Federal Reserve’s FraudClassifier model helps classify fraud involving payments
The Federal Reserve published the FraudClassifier model – a set of tools and materials to help provide a consistent way to classify and better understand the magnitude of fraudulent activity and how it occurs across the payments industry.
The model was developed by the Fraud Definitions Work Group, which was comprised of Federal Reserve and payments industry fraud experts.
“The FraudClassifier model can help address the industrywide challenge of inconsistent classifications for fraud involving ACH, wire, or check payments,” said Jim Cunha, secure payments strategy leader and senior vice president at the Federal Reserve Bank of Boston.

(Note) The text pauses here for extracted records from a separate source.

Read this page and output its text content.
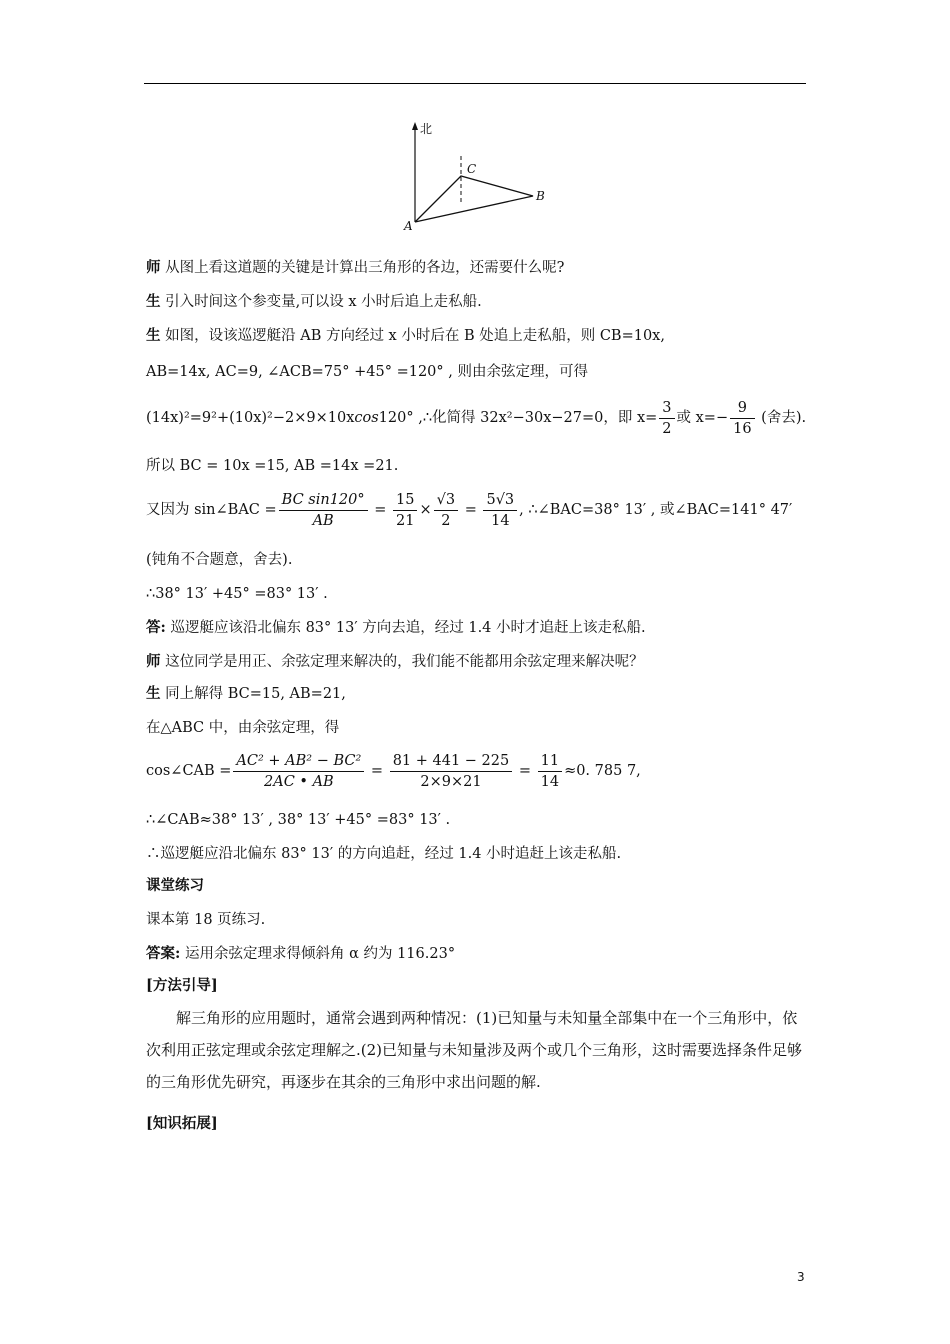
北
A
C
B
师 从图上看这道题的关键是计算出三角形的各边，还需要什么呢?
生 引入时间这个参变量,可以设 x 小时后追上走私船.
生 如图，设该巡逻艇沿 AB 方向经过 x 小时后在 B 处追上走私船，则 CB=10x,
AB=14x, AC=9, ∠ACB=75° +45° =120° , 则由余弦定理，可得
(14x)²=9²+(10x)²−2×9×10xcos120° ,∴化简得 32x²−30x−27=0，即 $x= \frac{3}{2}$ 或 $x=- \frac{9}{16}$ (舍去).
所以 BC = 10x =15, AB =14x =21.
又因为 sin∠BAC = $\frac{\text{BC sin120°}}{AB} = \frac{15}{21} \times \frac{√3}{2} = \frac{5√3}{14}$ , ∴∠BAC=38° 13′ , 或∠BAC=141° 47′
(钝角不合题意，舍去).
∴38° 13′ +45° =83° 13′ .
答: 巡逻艇应该沿北偏东 83° 13′ 方向去追，经过 1.4 小时才追赶上该走私船.
师 这位同学是用正、余弦定理来解决的，我们能不能都用余弦定理来解决呢？
生 同上解得 BC=15, AB=21,
在△ABC 中，由余弦定理，得
cos∠CAB = $\frac{\text{AC² + AB² − BC²}}{2AC • AB} = \frac{81 + 441 - 225}{2\times 9\times 21} = \frac{11}{14} \approx 0$. 785 7,
∴∠CAB≈38° 13′ , 38° 13′ +45° =83° 13′ .
∴巡逻艇应沿北偏东 83° 13′ 的方向追赶，经过 1.4 小时追赶上该走私船.
课堂练习
课本第 18 页练习.
答案: 运用余弦定理求得倾斜角 α 约为 116.23°
[方法引导]
解三角形的应用题时，通常会遇到两种情况：(1)已知量与未知量全部集中在一个三角形中，依次利用正弦定理或余弦定理解之.(2)已知量与未知量涉及两个或几个三角形，这时需要选择条件足够的三角形优先研究，再逐步在其余的三角形中求出问题的解.
[知识拓展]
3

“The FraudClassifier model enables payments stakeholders to classify fraud in a simple and similar manner. It can be applied across an organization to help ensure greater internal consistency in fraud classification, more robust information and better fraud tracking.”
The key advantage of the FraudClassifier model is the ability for organizations to use it to classify fraud independently of payment type, payment channel or other payment characteristics.
The model presents a series of questions, beginning with who initiated the payment to differentiate payments initiated by authorized or unauthorized parties. Each of the classifications is supported by definitions that allow for consistent application of the FraudClassifier model across the industry.
The Fraud Definitions Work Group also developed and recommended an industry adoption roadmap, which outlines a strategy and potential steps to encourage voluntary industrywide use of the FraudClassifier model.